Il proliferare della casistica, lo sviluppo tecnologico e la necessità di indicazioni sempre più chiare e precise hanno spinto il Board ad aggiornare il documento, mediante la versione 1.0, risalente al 10 ottobre 2022, sottoposta a consultazione pubblica, in seguito alla quale è stata resa nota la versione finale, la 2.0, delle Linee Guida 9/2022.
Misure pratiche e consigli tecnici
Analizzando i punti salienti delle Linee Guida, emerge la volontà del Board di chiarire alcuni aspetti legati ai principi statuiti dal Regolamento (UE) 2016/679 (“GDPR”) concernenti la nozione di “violazione dei dati personali”, come descritta dall’art. 4, n. 12 del GDPR (intesa come “violazione della sicurezza che comporti la distruzione accidentale o illegale, la perdita, l’alterazione, la divulgazione non autorizzata o l’accesso ai dati personali”) senza tralasciare la funzione pratica del documento: “un esempio di perdita di dati personali può essere la perdita o il furto di un dispositivo contenente una copia del database dei clienti del titolare del trattamento. Un altro esempio di perdita può essere il caso in cui l’unica copia di una serie di dati personali sia stata criptata da un ransomware o sia stata criptata dal titolare del trattamento utilizzando una chiave non più in suo possesso” (si legga il paragrafo 14 delle Linee Guida).
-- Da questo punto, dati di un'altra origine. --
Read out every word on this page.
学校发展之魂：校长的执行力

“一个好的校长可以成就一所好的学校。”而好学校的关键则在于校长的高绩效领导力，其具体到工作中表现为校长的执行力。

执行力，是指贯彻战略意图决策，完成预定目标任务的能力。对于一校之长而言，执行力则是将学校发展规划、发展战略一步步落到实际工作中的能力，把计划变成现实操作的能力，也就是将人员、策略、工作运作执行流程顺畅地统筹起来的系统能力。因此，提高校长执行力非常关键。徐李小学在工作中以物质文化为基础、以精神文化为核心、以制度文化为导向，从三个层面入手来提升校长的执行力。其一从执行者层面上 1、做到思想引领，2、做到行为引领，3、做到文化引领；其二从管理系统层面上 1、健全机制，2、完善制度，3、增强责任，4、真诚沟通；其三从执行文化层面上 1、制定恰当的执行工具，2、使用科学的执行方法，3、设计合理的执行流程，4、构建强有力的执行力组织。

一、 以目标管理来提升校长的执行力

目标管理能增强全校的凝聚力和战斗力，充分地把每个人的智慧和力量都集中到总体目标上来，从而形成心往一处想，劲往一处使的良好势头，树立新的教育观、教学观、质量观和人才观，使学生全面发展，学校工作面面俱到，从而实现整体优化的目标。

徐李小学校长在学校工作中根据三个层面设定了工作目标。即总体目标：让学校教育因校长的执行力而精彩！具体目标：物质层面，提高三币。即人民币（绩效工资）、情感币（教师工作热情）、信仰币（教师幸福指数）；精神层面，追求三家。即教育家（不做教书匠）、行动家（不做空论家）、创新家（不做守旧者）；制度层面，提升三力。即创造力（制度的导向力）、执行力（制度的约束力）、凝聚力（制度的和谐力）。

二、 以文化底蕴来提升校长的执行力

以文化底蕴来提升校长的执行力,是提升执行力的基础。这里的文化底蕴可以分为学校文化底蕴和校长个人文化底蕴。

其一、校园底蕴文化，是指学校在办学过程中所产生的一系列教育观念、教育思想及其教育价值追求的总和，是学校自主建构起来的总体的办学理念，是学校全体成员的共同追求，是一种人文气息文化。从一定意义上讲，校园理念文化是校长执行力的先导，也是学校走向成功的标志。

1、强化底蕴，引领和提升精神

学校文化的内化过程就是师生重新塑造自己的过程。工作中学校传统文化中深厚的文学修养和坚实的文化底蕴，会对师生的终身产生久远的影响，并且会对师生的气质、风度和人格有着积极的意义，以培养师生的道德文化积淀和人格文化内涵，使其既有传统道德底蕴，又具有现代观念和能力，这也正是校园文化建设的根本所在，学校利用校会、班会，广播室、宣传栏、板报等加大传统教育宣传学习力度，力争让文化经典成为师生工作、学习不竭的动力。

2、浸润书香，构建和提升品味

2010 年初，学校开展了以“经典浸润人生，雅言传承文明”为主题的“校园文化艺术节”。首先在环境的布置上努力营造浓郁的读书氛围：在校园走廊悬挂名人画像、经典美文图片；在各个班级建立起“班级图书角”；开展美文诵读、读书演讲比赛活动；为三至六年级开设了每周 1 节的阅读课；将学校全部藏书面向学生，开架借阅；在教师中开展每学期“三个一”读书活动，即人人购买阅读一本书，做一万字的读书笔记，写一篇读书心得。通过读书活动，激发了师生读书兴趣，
L’art. 32 del GDPR, con riferimento alla “sicurezza del trattamento” spiega che nell’implementazione di misure tecniche e organizzative per garantire un livello di sicurezza adeguato al rischio, occorre considerare, tra l’altro, “la capacità di garantire la riservatezza, l’integrità, la disponibilità e la resilienza continue dei sistemi di trattamento e dei dati personali””; sulpunto, l’EDPB ha rammentato la necessita di adottare alcune misure pratiche:
- le informazioni relative a tutti gli eventi legati alla sicurezza devono essere rese note dal titolare ad una o più persone deputate ad affrontare gli incidenti, stabilire l’esistenza di una violazione e valutare il rischio;
- il rischio derivante dalla violazione – a carico degli interessati – deve essere valutato secondo i seguenti gradi: probabilità di rischio assente, rischio medio o rischio elevato, informando, di conseguenza, le sezioni pertinenti dell’organizzazione;
- se necessario, si dovrà procedere alla notifica all’autorità di controllo e alla comunicazione della violazione alle persone interessate;
- allo stesso tempo, il titolare del trattamento deve agire per contenere i pericoli e i danni derivanti dalla violazione;
- sarà, inoltre, necessario documentare i singoli passaggi della violazione mediante la redazione di apposita documentazione, una relazione, ad esempio, mediante la quale dare atto delle misure correttive approntate (si legga il paragrafo 39 delle Linee Guida).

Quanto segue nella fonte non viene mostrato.